Try to arrange for a hitman to kill somebody. It won't matter if he's successful or just an undercover cop; the caller will still be guilty of attempting to have someone murdered.
Funniest thing I've read in a long time. Hope some liberals are lurking. Comments such as yours cause blood vessels in their brains to burst.

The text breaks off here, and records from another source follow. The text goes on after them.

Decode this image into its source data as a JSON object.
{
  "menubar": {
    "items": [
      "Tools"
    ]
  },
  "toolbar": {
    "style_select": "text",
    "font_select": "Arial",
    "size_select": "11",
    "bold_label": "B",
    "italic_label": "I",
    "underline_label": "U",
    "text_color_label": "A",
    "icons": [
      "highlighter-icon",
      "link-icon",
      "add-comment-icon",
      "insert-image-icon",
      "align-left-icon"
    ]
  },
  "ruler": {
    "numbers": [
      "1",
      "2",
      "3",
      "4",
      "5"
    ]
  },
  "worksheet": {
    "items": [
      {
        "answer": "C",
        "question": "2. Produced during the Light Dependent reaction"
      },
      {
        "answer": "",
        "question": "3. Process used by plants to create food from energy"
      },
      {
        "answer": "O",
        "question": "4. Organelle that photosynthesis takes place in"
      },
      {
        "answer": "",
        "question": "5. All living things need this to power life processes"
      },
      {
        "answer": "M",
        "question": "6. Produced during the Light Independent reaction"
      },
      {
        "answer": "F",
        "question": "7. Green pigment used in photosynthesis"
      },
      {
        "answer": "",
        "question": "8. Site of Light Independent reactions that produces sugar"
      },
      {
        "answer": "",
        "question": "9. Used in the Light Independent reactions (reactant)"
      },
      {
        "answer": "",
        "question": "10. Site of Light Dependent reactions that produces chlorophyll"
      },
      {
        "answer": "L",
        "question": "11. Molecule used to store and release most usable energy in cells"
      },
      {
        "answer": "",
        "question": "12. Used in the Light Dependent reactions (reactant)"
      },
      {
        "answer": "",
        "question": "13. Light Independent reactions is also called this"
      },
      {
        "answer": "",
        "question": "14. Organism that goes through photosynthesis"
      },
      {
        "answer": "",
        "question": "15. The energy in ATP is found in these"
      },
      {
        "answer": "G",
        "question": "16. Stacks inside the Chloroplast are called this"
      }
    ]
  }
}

Wish AP would get its headlines right. "Activists" are not at this memorial. Communists are. Communists who supported genocidal maniacs, who hate America, who hate Christians, who hate liberty, who hate everyting good, decent and honest are there. Would AP call a group honoring Hitler's birthday "activists?" There is no moral difference between those fanatics and the Meeropol/Rosenberg RAT admirers.
Mon Jun 16,12:24 PM ET |
Robert Meeropol, the youngest son of American communists Julius and Ethel Rosenberg, at age 2. The Rosenbergs were executed on June 19, 1953, accused of helping the Soviet Union during World War Two in its race to make the atomic bomb. Meeropol's new book, 'An Execution in the Family, One Son's Journey' will be published on June 19, the 50th anniversary of the executions. (Reuters - Handout) |
In the Spring of 1943 [Yup, 1943 - the Trinity Test had not even happened], via Lend-Lease, tens of tons of nuclear material - including enriched uranium - was sent to the USSR.

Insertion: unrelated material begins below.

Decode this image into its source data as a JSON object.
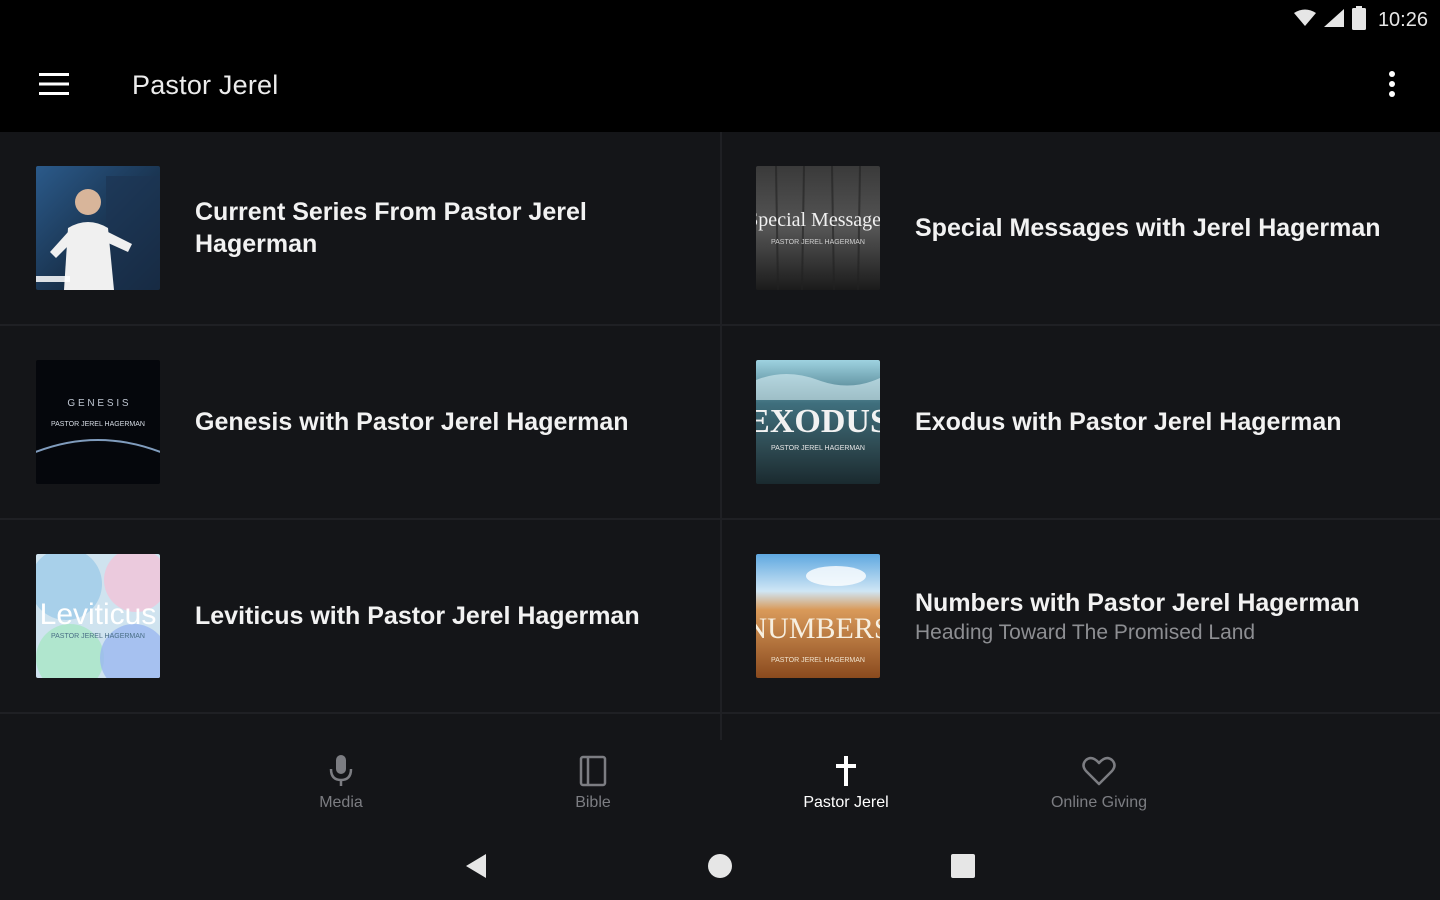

The director of the Lend-Lease Program at the time - one Harry "The Hop" Hopkins - FDR's alter ego. Note that Hopkins, via the Venona Project decrypts, has been determined to have been a Soviet agent.
Bwahaha...What ya drinkin', I'm buying.
The Rosenburgs were just the first salvo in what became the Cold War. A Rosenburg fund for children strike me the same as "Nazi Youth". How quickly these Hollywood wackos forget what was endured by their grandparents in order for them to spew the psychobable bu!!$#!# that they come up with.
If I am wrong and Rosenburg went the way of Noble then I apologize to those who I offend but in my eyes the Rosenburgs betrayed the country, my country, in ways that cannot be fathomed by the youth of this nation even with the most careful explanation. They created a realm of fear that endured until the fall of the Soviet Union in the early 90's.
Personally Sarandon and Belafontass support for this does not surprise me since people like this are only satisfied if there is mass suffering. Only if there is mass suffering, is there a "cause" for them to jump on and only then are they "significant". But to quote the Dixie Chicks "I am ashamed that they are......Americans"
Damn, I think I just misquoted the PIG.